Detenuto impugna un estintore, un agente spara e lo ferisce ad una gamba: panico al Pronto Soccorso

PRATO Momenti di forte tensione nel pomeriggio al Pronto Soccorso dell’ospedale Santo Stefano di Prato. Un detenuto accompagnato dalla Polizia Penitenziaria avrebbe impugnato un estintore e lo avrebbe azionato, provocando una situazione di grande allarme all’interno dell’area di emergenza.

A quel punto, secondo una prima ricostruzione dei fatti, un agente della Polizia Penitenziaria avrebbe esploso un colpo di arma da fuoco con l’obiettivo di fermare il detenuto. Il proiettile lo avrebbe raggiunto a una gamba, ferendolo.

La dinamica esatta dell’episodio è ancora al vaglio degli organi competenti e sono in corso tutti gli accertamenti necessari per ricostruire con precisione quanto accaduto.

Il colpo di pistola nell’area del Pronto Soccorso

L’episodio si è verificato nell’area compresa tra la camera calda e la sala di decontaminazione del Pronto Soccorso. Si tratta dunque di una zona particolarmente delicata dell’ospedale, destinata alla gestione dei pazienti in arrivo in emergenza.

La situazione avrebbe creato momenti di forte apprensione, ma, secondo quanto comunicato dall’Asl Toscana centro, nessun’altra persona risulta coinvolta nell’accaduto.

Il detenuto è rimasto ferito a una gamba dopo il colpo esploso dall’agente. Restano da chiarire tutti gli elementi della vicenda, a partire dalle circostanze che hanno portato il detenuto a impugnare l’estintore e ad azionarlo e dalle condizioni nelle quali l’agente ha deciso di utilizzare l’arma da fuoco.

Pronto Soccorso temporaneamente interrotto

Dopo l’accaduto sono state avviate le operazioni di pulizia e ripristino degli ambienti interessati.

Nel frattempo, per garantire la sicurezza e consentire di effettuare tutti gli interventi necessari, le ambulanze vengono indirizzate verso i Pronto Soccorso degli ospedali di Pistoia e Firenze.
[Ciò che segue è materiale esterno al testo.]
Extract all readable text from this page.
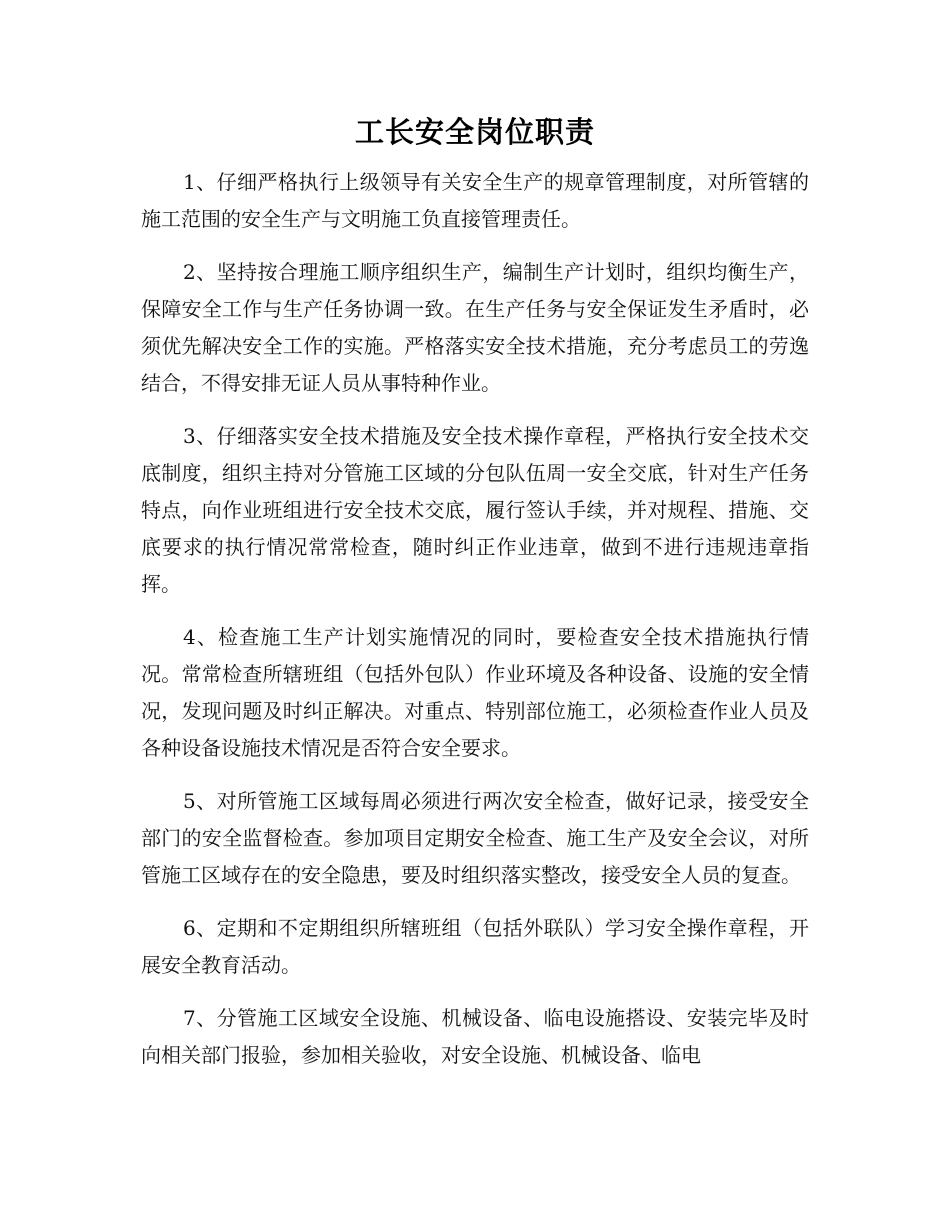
工长安全岗位职责

1、仔细严格执行上级领导有关安全生产的规章管理制度，对所管辖的施工范围的安全生产与文明施工负直接管理责任。

2、坚持按合理施工顺序组织生产，编制生产计划时，组织均衡生产，保障安全工作与生产任务协调一致。在生产任务与安全保证发生矛盾时，必须优先解决安全工作的实施。严格落实安全技术措施，充分考虑员工的劳逸结合，不得安排无证人员从事特种作业。

3、仔细落实安全技术措施及安全技术操作章程，严格执行安全技术交底制度，组织主持对分管施工区域的分包队伍周一安全交底，针对生产任务特点，向作业班组进行安全技术交底，履行签认手续，并对规程、措施、交底要求的执行情况常常检查，随时纠正作业违章，做到不进行违规违章指挥。

4、检查施工生产计划实施情况的同时，要检查安全技术措施执行情况。常常检查所辖班组（包括外包队）作业环境及各种设备、设施的安全情况，发现问题及时纠正解决。对重点、特别部位施工，必须检查作业人员及各种设备设施技术情况是否符合安全要求。

5、对所管施工区域每周必须进行两次安全检查，做好记录，接受安全部门的安全监督检查。参加项目定期安全检查、施工生产及安全会议，对所管施工区域存在的安全隐患，要及时组织落实整改，接受安全人员的复查。

6、定期和不定期组织所辖班组（包括外联队）学习安全操作章程，开展安全教育活动。

7、分管施工区域安全设施、机械设备、临电设施搭设、安装完毕及时向相关部门报验，参加相关验收，对安全设施、机械设备、临电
Una misura temporanea legata alla necessità di ripristinare pienamente gli spazi coinvolti nell’episodio.

L’Asl precisa inoltre che i pazienti che si trovavano già all’interno del Pronto Soccorso sono in sicurezza.

Il ringraziamento dell’Asl al personale sanitario

La Direzione aziendale dell’Asl Toscana centro ha espresso la propria vicinanza al personale medico e sanitario del Santo Stefano e, allo stesso tempo, il proprio profondo rammarico per i disagi provocati agli utenti.

In una situazione definita dalla stessa azienda sanitaria di particolare complessità ed eccezionalità, il personale avrebbe garantito la gestione dell’emergenza con professionalità e tempestività.

Proprio per questo la Direzione aziendale e la Direzione di Presidio hanno rivolto un ringraziamento agli operatori sanitari, sottolineando il lavoro svolto durante una situazione improvvisa e particolarmente delicata.

Restano ora da chiarire tutti gli aspetti dell’episodio. La ricostruzione della dinamica è affidata agli accertamenti in corso, che dovranno stabilire con precisione cosa sia avvenuto nell’area del Pronto Soccorso e cosa abbia portato all’esplosione del colpo di arma da fuoco.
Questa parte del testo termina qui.